日米両国は2月上旬を目処に陸軍の第一陣及び陸海軍航空隊の展開を想定しており、その戦力は両軍合わせて陸軍5個師団、陸軍1個旅団、海兵隊1個師団であり支援部隊を含めると総数は10万人にも登る規模である。更に第二陣として同規模の部隊の派遣準備を進めており、今年中にはガ軍東大陸派遣軍の規模を上回る予定である。またその他にも国家連合各国の残党軍や民間人志願者による郷土防衛隊など頭数ならば相当数を見込む事ができる。もっとも残党軍及び郷土防衛隊の装備は未だ旧式なものであり、とてもではないが正面戦力としてはカウントする事ができないため、後方地域での治安維持等が適当な任務であろう。

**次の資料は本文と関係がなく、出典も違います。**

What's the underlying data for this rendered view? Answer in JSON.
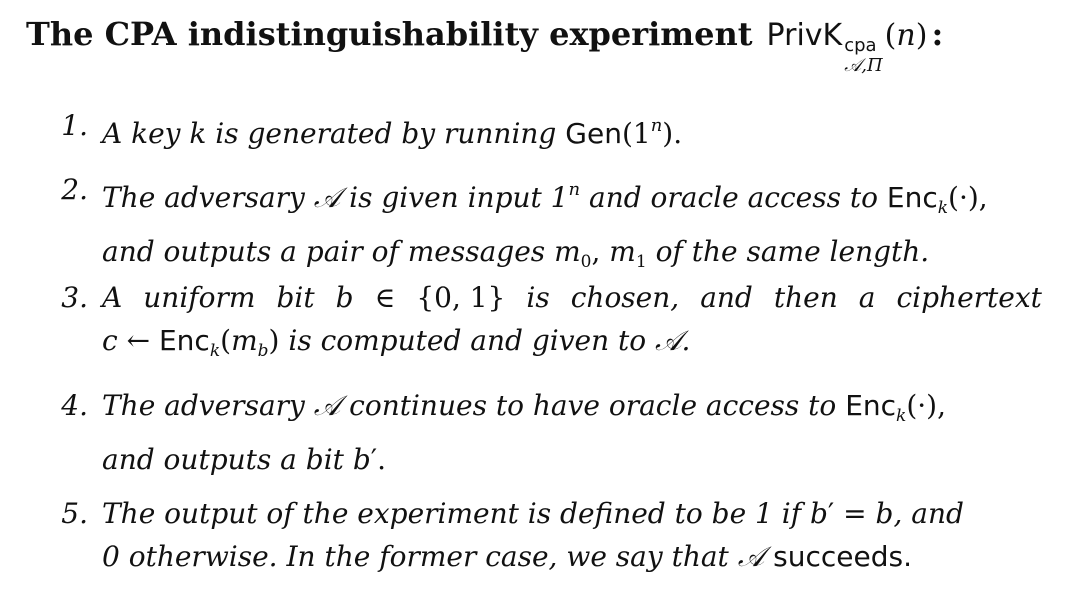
{
  "heading": {
    "title": "The CPA indistinguishability experiment",
    "experiment_name": "PrivK",
    "superscript": "cpa",
    "subscript": "𝒜,Π",
    "argument_open": "(",
    "argument": "n",
    "argument_close": ")",
    "colon": ":"
  },
  "steps": [
    {
      "number": "1.",
      "parts": {
        "p1": "A key",
        "p2": "k",
        "p3": "is generated by running",
        "p4": "Gen",
        "p5": "(1",
        "p6": "n",
        "p7": ")."
      }
    },
    {
      "number": "2.",
      "line1": {
        "p1": "The adversary",
        "p2": "𝒜",
        "p3": "is given input 1",
        "p4": "n",
        "p5": "and oracle access to",
        "p6": "Enc",
        "p7": "k",
        "p8": "(·),"
      },
      "line2": {
        "p1": "and outputs a pair of messages",
        "p2": "m",
        "p3": "0",
        "p4": ",",
        "p5": "m",
        "p6": "1",
        "p7": "of the same length."
      }
    },
    {
      "number": "3.",
      "line1": {
        "w1": "A",
        "w2": "uniform",
        "w3": "bit",
        "w4": "b",
        "w5": "∈",
        "w6": "{0, 1}",
        "w7": "is",
        "w8": "chosen,",
        "w9": "and",
        "w10": "then",
        "w11": "a",
        "w12": "ciphertext"
      },
      "line2": {
        "p1": "c",
        "p2": "←",
        "p3": "Enc",
        "p4": "k",
        "p5": "(",
        "p6": "m",
        "p7": "b",
        "p8": ")",
        "p9": "is computed and given to",
        "p10": "𝒜."
      }
    },
    {
      "number": "4.",
      "line1": {
        "p1": "The adversary",
        "p2": "𝒜",
        "p3": "continues to have oracle access to",
        "p4": "Enc",
        "p5": "k",
        "p6": "(·),"
      },
      "line2": {
        "p1": "and outputs a bit",
        "p2": "b",
        "p3": "′."
      }
    },
    {
      "number": "5.",
      "line1": {
        "p1": "The output of the experiment is defined to be 1 if",
        "p2": "b",
        "p3": "′ =",
        "p4": "b,",
        "p5": "and"
      },
      "line2": {
        "p1": "0 otherwise. In the former case, we say that",
        "p2": "𝒜",
        "p3": "succeeds."
      }
    }
  ]
}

「それで、だ。貴官らが派遣されてきたという事は何かしらの作戦行動があるのだろう。交流は無きに等しいとは言え書類上では既に同盟軍だ。作戦内容を聞かせてほしい」
覗き込むようにして尋ねて来るオーソンに対しハイデンが待ってましたとばかりに答え始め、その説明に補足する形で連絡士官の2人も加わる。
「ほう。つまり一時的に制空権を奪還できると?」
「あくまでも見込みです。敵戦力の正確な値がわからない現状では支援も流動的なものとなるでしょう。ですが同数程度ならば十分に抑え込めます」
この様に自信ありげに語るのはベスト少佐である。と言うのもベスト少佐は以前は空母エンタープライズにてハルゼー提督やマクラスキー少佐(当時)の元で日夜訓練に励んだ経験があり、その技量の高さはその身を以て知っているからである。奥宮少佐も母艦航空隊勤務こそ経験が少ないが、基地航空隊において分隊長や飛行隊長を務め、更には支那事変に置いて実戦経験を積むなど歴戦の搭乗員である。
「ならば話は早い。そこの!中央の命令書を持ってこい!」
「え?あ、はい!ただいまお持ちします!」
一瞬呆気にとられた後、急ぎ取りに走った参謀を尻目にオーソンはニヤリと微笑む。その微笑みを見た奥宮とベストは共に同じ感想を抱き顔を見合わせた。『ウチの上官が悪巧みしている時と同じ表情だ』と。
そして1944年1月7日。様々な想いが交錯する中、この地における初の大規模作戦が開始されようとしていた。
随分と間が空いてしまい申し訳ありません。